In ethology, signaling “virtue” is very costly.
(There’s probably a study that models the culture of right wing tattooing practices using virtual signaling. If you can’t hide it under a shirt, or under long sleeves, it’s understood as a commitment to the movement. I wonder if the right wing’s practice of mocking the “virtue signaler” is informed by a sense of knowing irony.)
I’m not sure why this is worth going over again. But I’m well aware of what Harrod’s is.
If you think that it being very profitable and expensive means one bit of that 800 billion pounds is going to working people, or that Lord Expensive Pear the Luxury Fruit King personally wipes the floor with a gilt cloth every night. I don’t think you’ve been paying attention.
Harrod’s is currently owned by Qatar. The literal slave state.
As are most humans. Cath ain’t wrong that dairy is horrible for the environment and for animal welfare, but also, it’s not fucking food for humans anyway, and the idea that it is is propagated by the minority of lily-white mutants who developed the highest tolerance for the stuff.
I mean, you’re describing what vegans…do? Like is this supposed to be a clever gotcha? Vegans don’t wear animal stuff, etc.
If you want to alert folks to the fact that veganism is a political outlook and associated praxis, and not just a diet, I think you’ll find it’s not vegans who are under that misapprehension.

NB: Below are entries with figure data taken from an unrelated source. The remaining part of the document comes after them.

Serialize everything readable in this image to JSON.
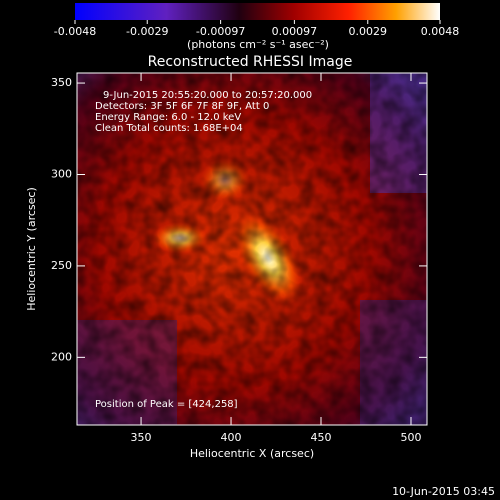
{
  "chart_data": {
    "type": "image",
    "title": "Reconstructed RHESSI Image",
    "colorbar_label": "(photons cm⁻² s⁻¹ asec⁻²)",
    "colorbar_lim": [
      -0.0048,
      0.0048
    ],
    "colorbar_ticks": [
      -0.0048,
      -0.0029,
      -0.00097,
      0.00097,
      0.0029,
      0.0048
    ],
    "x_label": "Heliocentric X (arcsec)",
    "y_label": "Heliocentric Y (arcsec)",
    "xlim": [
      314.4,
      508.9
    ],
    "xticks": [
      350,
      400,
      450,
      500
    ],
    "ylim": [
      163,
      355.5
    ],
    "yticks": [
      200,
      250,
      300,
      350
    ],
    "annotations": [
      "9-Jun-2015 20:55:20.000 to 20:57:20.000",
      "Detectors: 3F 5F 6F 7F 8F 9F, Att 0",
      "Energy Range: 6.0 - 12.0 keV",
      "Clean     Total counts: 1.68E+04"
    ],
    "peak_label": "Position of Peak = [424,258]",
    "footer": "10-Jun-2015 03:45"
  }
}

That said, the purity testing you’re advocating is counter-productive and dumb. Even someone who is inconsistent and, like, takes medicine that has been tested on animals, but also takes political action against the dairy industry, is still doing something that betters the world.
“Milk is bad,” I think
“That food you’re consuming was never meant for humans!” is kind of a silly statement considering that the last couple hundred thousand years of human history could be summarized as the story of how a bunch of bipedal apes figured out innovative new ways to extract food from their surrounding environment.
We have two simple government level demands:
First: Government supports farmers and fishing communities to move away from animal farming and fishing as part of an urgent and immediate transition to a plant-based food system.
Second: Government commits to rewild the freed-up land and ocean as part of a broader programme of wildlife restoration and carbon drawdown.
They are literally demanding we walk things back to a pre-stone age, not just pre-industrial age. Make Pangea Great Again.
ETA: Furthermore, Nike flyleather is still at least 50% leather fiber, so if I have to immediately go vegan, then they’re gonna have to adhere to rules that force them to extremes, too.
Great.
These guys aren’t vegans, they’re naive primitivists who haven’t realised that veganism is reliant on some form of agricultural society and that their demands are incompatible with that.
I try to avoid these guys, between them and Carnivores I always end up feeling like anorexia nervosa is a better idea. I was anorexic 20 years ago, so this isn’t some insensitive comment, I honestly just want to stop eating again.